インドネシア初となる高速鉄道が、中国の後押しを受け7月に開通する。同鉄道は、首都ジャカルタと西ジャワの中心都市バンドンの142キロを結び6月に完工する予定だ。高速鉄道は乗車時間を在来線の3時間半から40分へと短縮する。日本と契約直前まで進んでいた建設工事を、中国が「油揚げをさらうトンビ」のようにかすめ取った、いわく付きの高速鉄道は、果たして期待通りの運行となるのか探った。(池永達夫)
先月末の建設進捗(しんちょく)状況で84%となっていることから、それこそ駆け込み開業となる見込みだ。
当初、4年間の建設工事を見込み、2019年には完成するはずだった高速鉄道は、遅延に遅延を重ねてきた経緯がある。
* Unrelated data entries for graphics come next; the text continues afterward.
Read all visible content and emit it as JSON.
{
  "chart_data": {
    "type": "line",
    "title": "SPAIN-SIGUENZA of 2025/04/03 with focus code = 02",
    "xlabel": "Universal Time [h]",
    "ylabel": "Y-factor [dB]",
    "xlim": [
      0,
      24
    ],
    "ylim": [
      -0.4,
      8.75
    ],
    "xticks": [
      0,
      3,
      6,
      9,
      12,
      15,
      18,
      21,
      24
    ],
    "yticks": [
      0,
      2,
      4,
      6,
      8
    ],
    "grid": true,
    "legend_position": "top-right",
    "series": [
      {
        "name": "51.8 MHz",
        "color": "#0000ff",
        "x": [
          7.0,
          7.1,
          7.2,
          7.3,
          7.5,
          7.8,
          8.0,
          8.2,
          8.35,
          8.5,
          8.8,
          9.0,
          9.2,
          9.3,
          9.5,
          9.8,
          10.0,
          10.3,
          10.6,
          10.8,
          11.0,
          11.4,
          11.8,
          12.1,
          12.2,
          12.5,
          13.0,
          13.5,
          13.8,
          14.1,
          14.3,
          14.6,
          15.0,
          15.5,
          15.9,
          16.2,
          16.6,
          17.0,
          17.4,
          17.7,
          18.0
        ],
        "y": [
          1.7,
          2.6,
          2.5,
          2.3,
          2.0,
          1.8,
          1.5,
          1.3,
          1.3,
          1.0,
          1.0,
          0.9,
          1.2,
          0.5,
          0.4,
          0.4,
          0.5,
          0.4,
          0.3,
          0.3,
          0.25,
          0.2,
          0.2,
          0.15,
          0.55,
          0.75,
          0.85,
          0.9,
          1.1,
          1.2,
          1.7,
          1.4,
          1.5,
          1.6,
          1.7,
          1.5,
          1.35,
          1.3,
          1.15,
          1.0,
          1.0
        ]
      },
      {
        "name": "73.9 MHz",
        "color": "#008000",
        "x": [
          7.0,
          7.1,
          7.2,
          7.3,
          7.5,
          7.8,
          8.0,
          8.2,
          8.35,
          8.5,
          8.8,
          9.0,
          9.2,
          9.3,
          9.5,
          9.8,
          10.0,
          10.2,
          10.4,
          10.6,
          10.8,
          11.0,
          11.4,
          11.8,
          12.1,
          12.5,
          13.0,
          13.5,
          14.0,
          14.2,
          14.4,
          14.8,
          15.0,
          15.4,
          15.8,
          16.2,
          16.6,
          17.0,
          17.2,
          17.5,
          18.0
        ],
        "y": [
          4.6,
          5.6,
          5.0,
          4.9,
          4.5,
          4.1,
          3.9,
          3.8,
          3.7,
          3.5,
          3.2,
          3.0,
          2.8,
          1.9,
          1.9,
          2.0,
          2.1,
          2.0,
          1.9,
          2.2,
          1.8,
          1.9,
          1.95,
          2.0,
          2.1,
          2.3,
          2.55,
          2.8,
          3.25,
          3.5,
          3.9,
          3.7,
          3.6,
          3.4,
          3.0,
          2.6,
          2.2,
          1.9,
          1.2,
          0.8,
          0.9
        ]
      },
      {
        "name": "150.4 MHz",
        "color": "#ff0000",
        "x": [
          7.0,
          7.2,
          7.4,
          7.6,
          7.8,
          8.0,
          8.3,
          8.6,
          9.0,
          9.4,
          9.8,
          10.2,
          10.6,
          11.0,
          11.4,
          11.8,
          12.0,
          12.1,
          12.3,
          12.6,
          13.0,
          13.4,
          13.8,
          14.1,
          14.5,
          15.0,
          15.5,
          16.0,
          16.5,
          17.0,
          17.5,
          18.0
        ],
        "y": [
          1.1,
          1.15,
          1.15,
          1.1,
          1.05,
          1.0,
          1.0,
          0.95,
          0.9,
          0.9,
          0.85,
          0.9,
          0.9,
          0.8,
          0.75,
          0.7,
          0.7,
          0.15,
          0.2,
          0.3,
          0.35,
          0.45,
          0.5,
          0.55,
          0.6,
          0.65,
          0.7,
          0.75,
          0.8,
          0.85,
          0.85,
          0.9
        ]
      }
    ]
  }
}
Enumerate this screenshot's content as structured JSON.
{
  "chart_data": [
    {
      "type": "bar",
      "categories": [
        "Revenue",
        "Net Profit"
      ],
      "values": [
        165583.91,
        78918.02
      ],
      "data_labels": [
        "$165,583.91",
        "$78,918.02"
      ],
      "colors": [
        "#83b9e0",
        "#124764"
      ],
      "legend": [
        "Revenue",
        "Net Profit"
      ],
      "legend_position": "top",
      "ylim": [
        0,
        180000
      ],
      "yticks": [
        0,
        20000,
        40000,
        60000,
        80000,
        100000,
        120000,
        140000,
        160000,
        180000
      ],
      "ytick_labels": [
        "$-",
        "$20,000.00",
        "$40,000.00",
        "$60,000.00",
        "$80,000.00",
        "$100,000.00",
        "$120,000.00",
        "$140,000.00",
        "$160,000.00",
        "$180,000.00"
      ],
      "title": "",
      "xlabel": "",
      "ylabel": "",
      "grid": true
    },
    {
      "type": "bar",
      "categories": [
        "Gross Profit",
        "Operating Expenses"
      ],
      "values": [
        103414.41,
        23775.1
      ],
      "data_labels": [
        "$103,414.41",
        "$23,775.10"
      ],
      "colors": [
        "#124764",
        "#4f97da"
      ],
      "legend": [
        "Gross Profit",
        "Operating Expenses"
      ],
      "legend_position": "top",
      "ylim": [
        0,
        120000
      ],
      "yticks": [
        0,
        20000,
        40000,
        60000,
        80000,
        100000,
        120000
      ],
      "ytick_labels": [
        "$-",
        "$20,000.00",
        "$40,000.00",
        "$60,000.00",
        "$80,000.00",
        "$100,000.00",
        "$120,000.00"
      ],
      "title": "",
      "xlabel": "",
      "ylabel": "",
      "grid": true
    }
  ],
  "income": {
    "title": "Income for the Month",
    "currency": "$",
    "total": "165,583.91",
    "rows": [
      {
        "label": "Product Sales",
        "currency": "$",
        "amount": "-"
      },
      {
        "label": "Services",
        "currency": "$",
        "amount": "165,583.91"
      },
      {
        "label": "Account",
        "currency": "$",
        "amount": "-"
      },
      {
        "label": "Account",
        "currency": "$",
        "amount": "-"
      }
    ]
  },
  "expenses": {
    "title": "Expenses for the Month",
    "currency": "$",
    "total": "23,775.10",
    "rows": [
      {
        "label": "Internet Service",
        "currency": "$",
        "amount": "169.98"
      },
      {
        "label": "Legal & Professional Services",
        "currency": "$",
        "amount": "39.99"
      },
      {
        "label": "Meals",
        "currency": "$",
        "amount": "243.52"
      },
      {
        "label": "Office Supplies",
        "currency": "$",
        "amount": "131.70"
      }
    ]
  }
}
それだけに今回は、何としても成し遂げるという意気込みが感じられる。無論、中国としては面子(めんつ)だけではなく冷徹な世界戦略の計画の下で動いている。
その計画とは、2012年に中国共産党総書記に就任した習近平氏肝煎りの一帯一路だ。一帯一路の基本構想はユーラシア大陸の東西を北の陸路と南の海路で結び、中国を中心とした巨大経済圏を構築しようというものだ。その一角を成す東南アジア諸国連合(ASEAN)に対する中国の思い入れは大きなものがある。
理由は、欧州連合(EU)に匹敵する人口規模を誇り、中国産品を売り込む将来の巨大マーケットとして期待されることと、地政学的要衝に位置しているからだ。
そのASEAN北部に位置するラオスには、中国雲南省の昆明と連結した高速鉄道を建設し、21年12月に開通、現在、運行中だ。さらにASEAN南部のインドネシアに高速鉄道を敷設し、東南アジアの南北が軌道幅など中国規格で固められた。
ただ、そのデモンストレーション効果が大きなものになるかどうか疑わしい状況だ。
まず、高速鉄道とはいえ利便性に問題がある。
両端のターミナル駅は、日本案と異なって市内中心部には乗り入れず、市街地の外れに建設された。バンドン側のテガルアール駅は、周囲を田畑で囲まれている場所だ。中間駅も同様、民間所有地を避けインドネシア側のコンソーシアム参加企業の所有地を利用した。理由はコストカットと未開発地に駅を設置することで、住宅や工業団地など周辺開発事業と合わせて利潤を叩(たた)き出そうというのだ。
この中国型ビジネスが成功するかどうか蓋(ふた)を開けてみなければ分からないところはあるものの、まずは交通の利便性を優先すべきで、地域開発は次のステップというのが成功のセオリーというものだろう。
建設コスト超過問題もシリアスだ。インドネシア政府は当初、総工費を55億ドル(約7370億円)と見積もっていたが、2年前には61億ドル(約8174億円)に増加、さらに現在、80億ドル(約1兆720億円)にまで膨らんでいる。
無論、近年の資材高騰が顕著で出費がかさむのは避けがたい市場動向があるものの、「安く請け負って、高い請求書を突き付ける」中国式ビジネスへの疑惑が広がれば、結局は自分で自分の首を絞める格好になるだけだ。
さらに安全性の問題がある。まず、6月に完工し、7月に運行開始というスケジュールがタイトだ。わが国であれば通常、試運転は1年間を要する。その試運転がわずか1カ月というのは、政治日程優先ではとの疑問符が付く。
また、高速鉄道建設工事現場で2カ月前、作業用の列車が暴走し中国人労働者2人が死亡、初の死亡事故となった。これが遅れた建設工事を早める焦りからきたものであれば、他にも手抜き工事など安全性に関わるものが潜んでいる可能性がある。
中国浙江省温州市でも11年7月、高速鉄道の追突、脱線事故が起きている。